Rights court condemns France over Syria repatriation refusals


Wednesday, 14 September, 2022 , 12:04

Strasbourg, France, Sept 14, 2022 (AFP) — The European Court of Human Rights condemned France on Wednesday for refusing to repatriate two of its female citizens being held in Syria after joining their Islamist extremist partners.

French authorities should promptly re-examine the request by the women's parents to let them return home, the court said, saying there had not been sufficient reviews to ensure against "arbitrariness" of the refusal.

But it did not issue a blanket ruling that all French citizens held in Kurdish-run camps in Syria since the fall of the Islamic State group should be repatriated, as requested by rights groups and Western allies including the United States.

"Neither domestic law nor international law required the state to act on behalf of its nationals and to repatriate them," said the court based in Strasbourg, eastern France.

It also acknowledged that the global fight against terrorism presents "new challenges in terms of security and defence in the fields of diplomatic and consular protection, international humanitarian law and international cooperation".

Ahead of a French review of the repatriation request, the court ordered the government to pay one set of parents 18,000 euros ($18,000) and the other 13,200 euros in damages and costs.

"France cannot forbid French citizens from its territory," said Marie Dose, a lawyer for one of parents.

- Security risks? -

Repatriations are hugely controversial in France, which has seen a wave of jihadist terror attacks since 2015 that have killed more than 250 people.

Other European countries such as Belgium and Germany have recovered most of their citizens who left to join the jihadist fight in Syria.

But the French government has long refused to return its citizens, saying jihadist fighters and their families would pose security risks.

Until last July, when 51 women and children were brought back from Syria, authorities had only returned a handful of women and children, including many orphans, on a "case by case" basis.

Earlier Wednesday, sources confirmed to AFP that one of the women was the widow of one of the jihadist attackers who stormed the Bataclan concert venue in Paris in November 2015.

She and the other women have been charged with associating with terrorists and imprisoned.

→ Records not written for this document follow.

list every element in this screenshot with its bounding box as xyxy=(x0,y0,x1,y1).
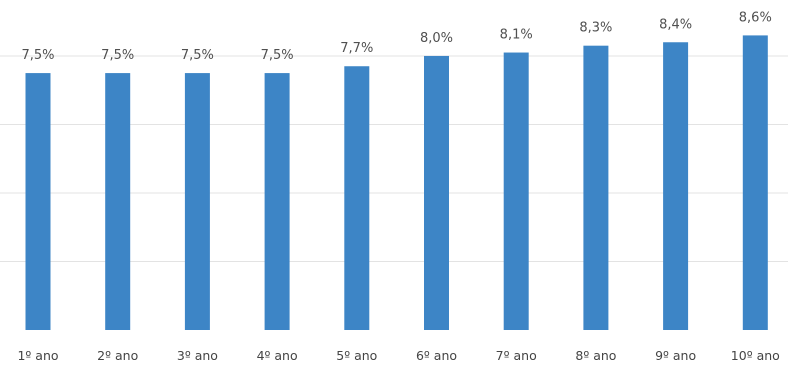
x-tick-label-5: 5º ano xyxy=(336,348,377,363)
bar-7 xyxy=(503,52,529,330)
x-tick-label-7: 7º ano xyxy=(496,348,537,363)
x-tick-label-9: 9º ano xyxy=(655,348,696,363)
bar-6 xyxy=(424,55,449,330)
data-label-5: 7,7% xyxy=(340,41,373,56)
x-tick-label-6: 6º ano xyxy=(416,348,457,363)
data-label-6: 8,0% xyxy=(420,31,453,46)
data-label-2: 7,5% xyxy=(101,48,134,63)
bar-10 xyxy=(742,35,768,330)
gridlines xyxy=(0,55,788,262)
x-tick-label-8: 8º ano xyxy=(575,348,616,363)
bar-9 xyxy=(663,42,689,331)
data-label-3: 7,5% xyxy=(181,48,214,63)
x-tick-label-3: 3º ano xyxy=(177,348,218,363)
bar-5 xyxy=(344,66,370,330)
bar-3 xyxy=(184,73,210,330)
data-label-10: 8,6% xyxy=(739,10,772,25)
x-tick-label-1: 1º ano xyxy=(17,348,58,363)
bar-8 xyxy=(583,45,609,331)
data-label-7: 8,1% xyxy=(500,28,533,43)
data-label-1: 7,5% xyxy=(21,48,54,63)
x-axis-labels: 1º ano 2º ano 3º ano 4º ano 5º ano 6º ano 7º a… xyxy=(17,348,779,363)
x-tick-label-4: 4º ano xyxy=(257,348,298,363)
x-tick-label-2: 2º ano xyxy=(97,348,138,363)
bar-4 xyxy=(264,73,290,330)
data-label-4: 7,5% xyxy=(261,48,294,63)
data-labels-group: 7,5% 7,5% 7,5% 7,5% 7,7% 8,0% 8,1% 8,3% 8,4% 8,6% xyxy=(21,10,771,63)
data-label-8: 8,3% xyxy=(579,21,612,36)
x-tick-label-10: 10º ano xyxy=(731,348,780,363)
bar-1 xyxy=(25,73,51,330)
bar-2 xyxy=(105,73,131,330)
bars-group xyxy=(25,35,768,331)
data-label-9: 8,4% xyxy=(659,17,692,32)
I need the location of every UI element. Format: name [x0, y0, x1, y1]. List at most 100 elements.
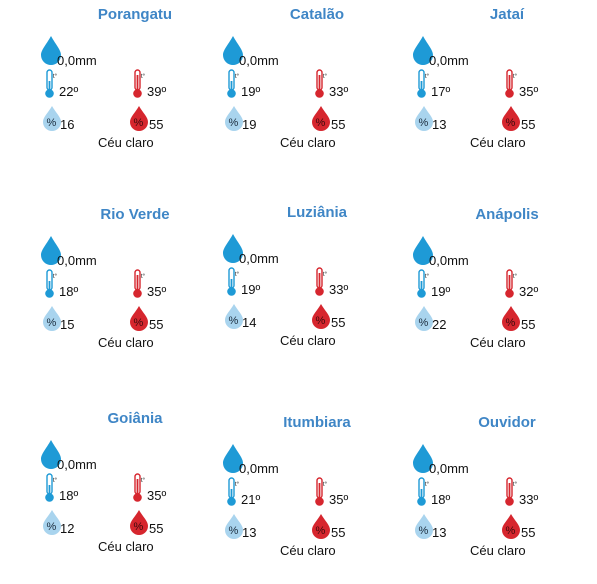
rainfall-value: 0,0mm — [429, 53, 469, 68]
humidity-low-icon: % — [224, 513, 244, 539]
svg-text:t°: t° — [323, 272, 328, 278]
humidity-low-icon: % — [224, 105, 244, 131]
thermometer-hot-icon: t° — [132, 69, 146, 99]
city-card-jata-: Jataí 0,0mm t° 17º t° 35º — [412, 6, 597, 176]
city-name: Porangatu — [97, 6, 173, 23]
svg-text:t°: t° — [513, 274, 518, 280]
humidity-high-icon: % — [501, 513, 521, 539]
humidity-min-value: 16 — [60, 117, 75, 132]
svg-text:%: % — [316, 315, 326, 327]
temp-min-value: 22º — [59, 84, 79, 99]
svg-text:%: % — [316, 117, 326, 129]
humidity-min-value: 14 — [242, 315, 257, 330]
svg-text:%: % — [134, 117, 144, 129]
city-name: Rio Verde — [100, 206, 170, 223]
city-name: Anápolis — [475, 206, 539, 223]
humidity-min-value: 12 — [60, 521, 75, 536]
thermometer-hot-icon: t° — [504, 269, 518, 299]
thermometer-cold-icon: t° — [416, 477, 430, 507]
svg-text:t°: t° — [323, 74, 328, 80]
humidity-max-value: 55 — [149, 521, 164, 536]
humidity-min-value: 22 — [432, 317, 447, 332]
thermometer-cold-icon: t° — [226, 69, 240, 99]
svg-text:t°: t° — [235, 482, 240, 488]
svg-text:%: % — [229, 525, 239, 537]
humidity-high-icon: % — [501, 105, 521, 131]
rainfall-value: 0,0mm — [239, 461, 279, 476]
sky-condition: Céu claro — [470, 335, 526, 350]
thermometer-cold-icon: t° — [44, 269, 58, 299]
humidity-high-icon: % — [501, 305, 521, 331]
humidity-max-value: 55 — [521, 317, 536, 332]
svg-text:t°: t° — [425, 74, 430, 80]
temp-max-value: 33º — [329, 84, 349, 99]
temp-min-value: 18º — [59, 284, 79, 299]
humidity-max-value: 55 — [331, 117, 346, 132]
sky-condition: Céu claro — [280, 333, 336, 348]
humidity-max-value: 55 — [331, 315, 346, 330]
rain-drop-icon — [222, 233, 244, 263]
city-card-goi-nia: Goiânia 0,0mm t° 18º t° 35º — [40, 410, 230, 580]
temp-max-value: 35º — [519, 84, 539, 99]
humidity-high-icon: % — [311, 513, 331, 539]
humidity-high-icon: % — [311, 303, 331, 329]
thermometer-cold-icon: t° — [44, 473, 58, 503]
temp-max-value: 39º — [147, 84, 167, 99]
svg-text:t°: t° — [513, 482, 518, 488]
svg-text:t°: t° — [141, 478, 146, 484]
svg-text:t°: t° — [141, 74, 146, 80]
city-card-luzi-nia: Luziânia 0,0mm t° 19º t° 33º — [222, 204, 412, 374]
humidity-low-icon: % — [42, 509, 62, 535]
sky-condition: Céu claro — [280, 543, 336, 558]
temp-max-value: 35º — [147, 488, 167, 503]
temp-min-value: 19º — [431, 284, 451, 299]
city-name: Jataí — [489, 6, 525, 23]
svg-text:t°: t° — [323, 482, 328, 488]
sky-condition: Céu claro — [98, 335, 154, 350]
rain-drop-icon — [412, 35, 434, 65]
svg-text:t°: t° — [425, 274, 430, 280]
sky-condition: Céu claro — [98, 135, 154, 150]
rainfall-value: 0,0mm — [429, 461, 469, 476]
temp-min-value: 19º — [241, 282, 261, 297]
humidity-high-icon: % — [129, 509, 149, 535]
rainfall-value: 0,0mm — [429, 253, 469, 268]
svg-text:%: % — [506, 117, 516, 129]
svg-text:t°: t° — [53, 274, 58, 280]
svg-text:t°: t° — [235, 272, 240, 278]
city-name: Catalão — [289, 6, 345, 23]
rain-drop-icon — [40, 235, 62, 265]
svg-text:%: % — [506, 317, 516, 329]
humidity-low-icon: % — [224, 303, 244, 329]
svg-text:t°: t° — [425, 482, 430, 488]
temp-max-value: 35º — [329, 492, 349, 507]
sky-condition: Céu claro — [280, 135, 336, 150]
humidity-max-value: 55 — [521, 117, 536, 132]
humidity-low-icon: % — [42, 105, 62, 131]
svg-text:%: % — [134, 317, 144, 329]
thermometer-cold-icon: t° — [416, 69, 430, 99]
thermometer-hot-icon: t° — [132, 473, 146, 503]
humidity-max-value: 55 — [149, 317, 164, 332]
svg-text:%: % — [134, 521, 144, 533]
svg-text:t°: t° — [141, 274, 146, 280]
city-card-porangatu: Porangatu 0,0mm t° 22º t° 39º — [40, 6, 230, 176]
rainfall-value: 0,0mm — [57, 253, 97, 268]
humidity-min-value: 13 — [242, 525, 257, 540]
rain-drop-icon — [40, 439, 62, 469]
city-card-itumbiara: Itumbiara 0,0mm t° 21º t° 35º — [222, 414, 412, 584]
city-name: Ouvidor — [478, 414, 536, 431]
svg-text:%: % — [47, 521, 57, 533]
rain-drop-icon — [40, 35, 62, 65]
humidity-high-icon: % — [311, 105, 331, 131]
temp-max-value: 33º — [329, 282, 349, 297]
temp-max-value: 35º — [147, 284, 167, 299]
humidity-min-value: 13 — [432, 525, 447, 540]
humidity-low-icon: % — [42, 305, 62, 331]
temp-max-value: 33º — [519, 492, 539, 507]
humidity-high-icon: % — [129, 305, 149, 331]
rain-drop-icon — [412, 235, 434, 265]
svg-text:t°: t° — [235, 74, 240, 80]
svg-text:%: % — [229, 117, 239, 129]
rainfall-value: 0,0mm — [239, 53, 279, 68]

"We didn't wait for the ECHR decision to move forward," government spokesman Olivier Veran said after the ruling.

"We have already adapted the rules for examining the repatriation of French citizens still in northeast Syria. Each case, which at their core involve human beings, are subject to careful review," he said.

- Thousands of foreigners -

The case before the ECHR was filed by two couples who had pleaded with the French government directly and via courts for the return of their daughters, as well as grandchildren born after their arrival in Syria.

Both women were among hundreds of foreign nationals arrested and detained with their children after the defeat of the IS "caliphate" by Western-backed Kurdish forces in 2019.

The parents said they were held at least initially at the Al-Hol camp in northeast Syria, where rights groups have denounced harrowing sanitary conditions, malnutrition and overcrowding.

Since the detainees' health and lives were in danger, the parents argued that France had an obligation to return its citizens home, as ensured by articles in the European Convention on Human Rights.

The court agreed that "the general conditions in the camps had to be considered incompatible with applicable standards under international humanitarian law".

As a result, it said the French refusal should have been reviewed "by an independent body, separate from the executive authorities of the state", to ensure the decision was not arbitrary.

It also noted that the United Nations and other international bodies, as well as Syrian Kurdish forces themselves, have been urging European nations to repatriate citizens who left to join jihadists in Syria and Iraq.

On Monday, the head of the US armed forces' Central Command urged nations around the world to repatriate their citizens from Al-Hol, which holds some 56,000 people.

Most are Syrians or Iraqis, but an estimated 10,000 are wives and children of Islamic State group fighters from other countries, many of whom are still thought to be highly radicalised.